Но Длинного уже ничем не остановишь.
— Сто анекдотов — и автомобиль подан.
— И вы столько знаете?
— Считать пока никто не считал. Итак, вариант третий: запомни десять анекдотов — и комфорт обеспечен. Такова психология человека, сидящего за рулем. Наукой доказано.
Длинный крупными шагами направляется к шоссе. Редкие волосы его бороденки подпрыгивают. Он разворачивает плакат над головой.
— Внимание! — кричит он. — Засеки время!
«Густав, — говорю я себе, — ты уже больше двух часов торчишь тут, и, если ты не ошибаешься, этому долговязому типу придется стоять с тобой еще в два раза больше».
В эту минуту бежевый «Жигуленок» останавливается около него, дверь открывается, и изнутри басом спрашивают:
— Соленые есть?
— Еще бы! — отвечает мой тощий компаньон, а мне тихо шепчет: — Жаль, шеф, что тебе в другую сторону. Доброго пути! Привет!
Тучка пыли, выхлоп — и мой Густав снова один, поскребывает затылок и тут же принимает решение: отныне работать также на научно-анекдотической основе. Прежде всего надо подсчитать, сколько анекдотов я помню. Больше всех анекдотов знает Фридрих Карл, но он укатил с родителями в Крым.
Густав, Густав, пораскинь мозгами!
Вариант номер три! Если бы я помнил хотя бы десятка два анекдотов, их можно было бы рассказывать без конца, всё снова и снова.

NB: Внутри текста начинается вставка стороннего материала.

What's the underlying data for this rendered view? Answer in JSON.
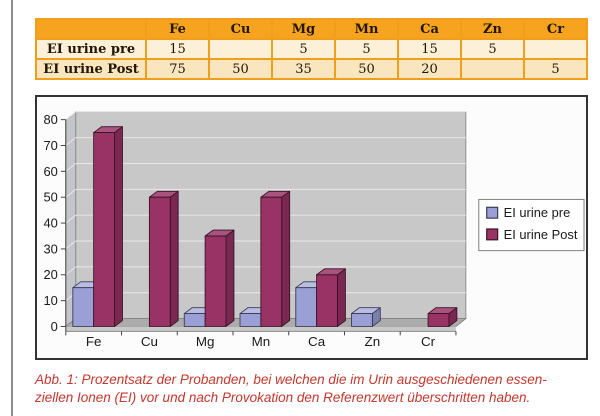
{
  "page": {
    "background": "#ffffff",
    "rule_color": "#8f8f8f"
  },
  "table": {
    "columns": [
      "",
      "Fe",
      "Cu",
      "Mg",
      "Mn",
      "Ca",
      "Zn",
      "Cr"
    ],
    "rows": [
      {
        "label": "EI urine pre",
        "values": [
          "15",
          "",
          "5",
          "5",
          "15",
          "5",
          ""
        ]
      },
      {
        "label": "EI urine Post",
        "values": [
          "75",
          "50",
          "35",
          "50",
          "20",
          "",
          "5"
        ]
      }
    ],
    "colors": {
      "header_bg": "#F6A41F",
      "border": "#EF9F1C",
      "row_bgs": [
        "#FCF1D8",
        "#F9E5BE"
      ],
      "text": "#221605"
    }
  },
  "chart_data": {
    "type": "bar",
    "style": "3d-clustered",
    "title": "",
    "xlabel": "",
    "ylabel": "",
    "categories": [
      "Fe",
      "Cu",
      "Mg",
      "Mn",
      "Ca",
      "Zn",
      "Cr"
    ],
    "series": [
      {
        "name": "EI urine pre",
        "color": "#9A9FD6",
        "values": [
          15,
          0,
          5,
          5,
          15,
          5,
          0
        ]
      },
      {
        "name": "EI urine Post",
        "color": "#993366",
        "values": [
          75,
          50,
          35,
          50,
          20,
          0,
          5
        ]
      }
    ],
    "ylim": [
      0,
      80
    ],
    "ytick_step": 10,
    "grid": true,
    "legend_position": "right",
    "plot_bg": "#C8C8C8",
    "side_wall_color": "#C4C5C9",
    "floor_color": "#ACACAC",
    "floor_edge_color": "#C9C9C9",
    "gridline_color": "#E9E9E9",
    "axis_color": "#444444",
    "label_color": "#1a1a1a",
    "legend_bg": "#FFFFFF",
    "legend_border": "#7F7F7F"
  },
  "caption": {
    "line1": "Abb. 1: Prozentsatz der Probanden, bei welchen die im Urin ausgeschiedenen essen-",
    "line2": "ziellen Ionen (EI) vor und nach Provokation den Referenzwert überschritten haben.",
    "color": "#C4372C"
  }
}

Например, такой: «Какая разница между почтальоном и оконным стеклом? Почтальон сначала бегает, потом потеет, а окно сначала потеет, потом уж бежит».
Хи-хи! Я давлюсь от смеха и плюхаюсь на мешок Петера. Да, если я начну рассказывать, мне до самого Ростока хватит…
Глава II, или 9 часов 18 минут
Останавливается мотоцикл. Допотопный. Должно быть, еще изобретение Джемса Уатта. Коляска величиной с «Запорожец». К мотоциклу прикреплен небольшой человечек. Огромными перчатками с крагами вцепился в руль.
Мотоцикл стреляет и трещит, как молотилка тех времен, когда у нас еще производственных кооперативов в деревне не было. Человечек выбирается из краг, сдвигает очки на лоб:
— Здравствуйте!
— Здрасте, дедушка, — мрачно отвечаю я. — Вам чего: подсказать, куда ехать, или подтолкнуть?
— Садись.
«Густав, — думаю я, — мерещится тебе или ты во сне?.. Тебя хотят подвезти, подвезти на север, к самому побережью, и без всяких там вариантов — первый, второй, третий…»
И на этой вот колымаге? Не на «татре» и даже не на «Ф-8»[3]?
— А мы не перегрузим вашу тележку? — говорю я и показываю на матросский мешок Петера.
— Не такое возили! — говорит дедушка, поглаживая руль.
И вот я уже поднимаю проклятый мешок Петера, но при этом все же спрашиваю:
— Правда у вас ничего тут не проломится?
Вдруг коляска оживает. Из-под клеенки показывается маленькое серенькое чудовище и начинает брехать. Я подпрыгиваю, будто взбесившийся кузнечик. А маленькая шавка, упершись лапами в борт, рычит.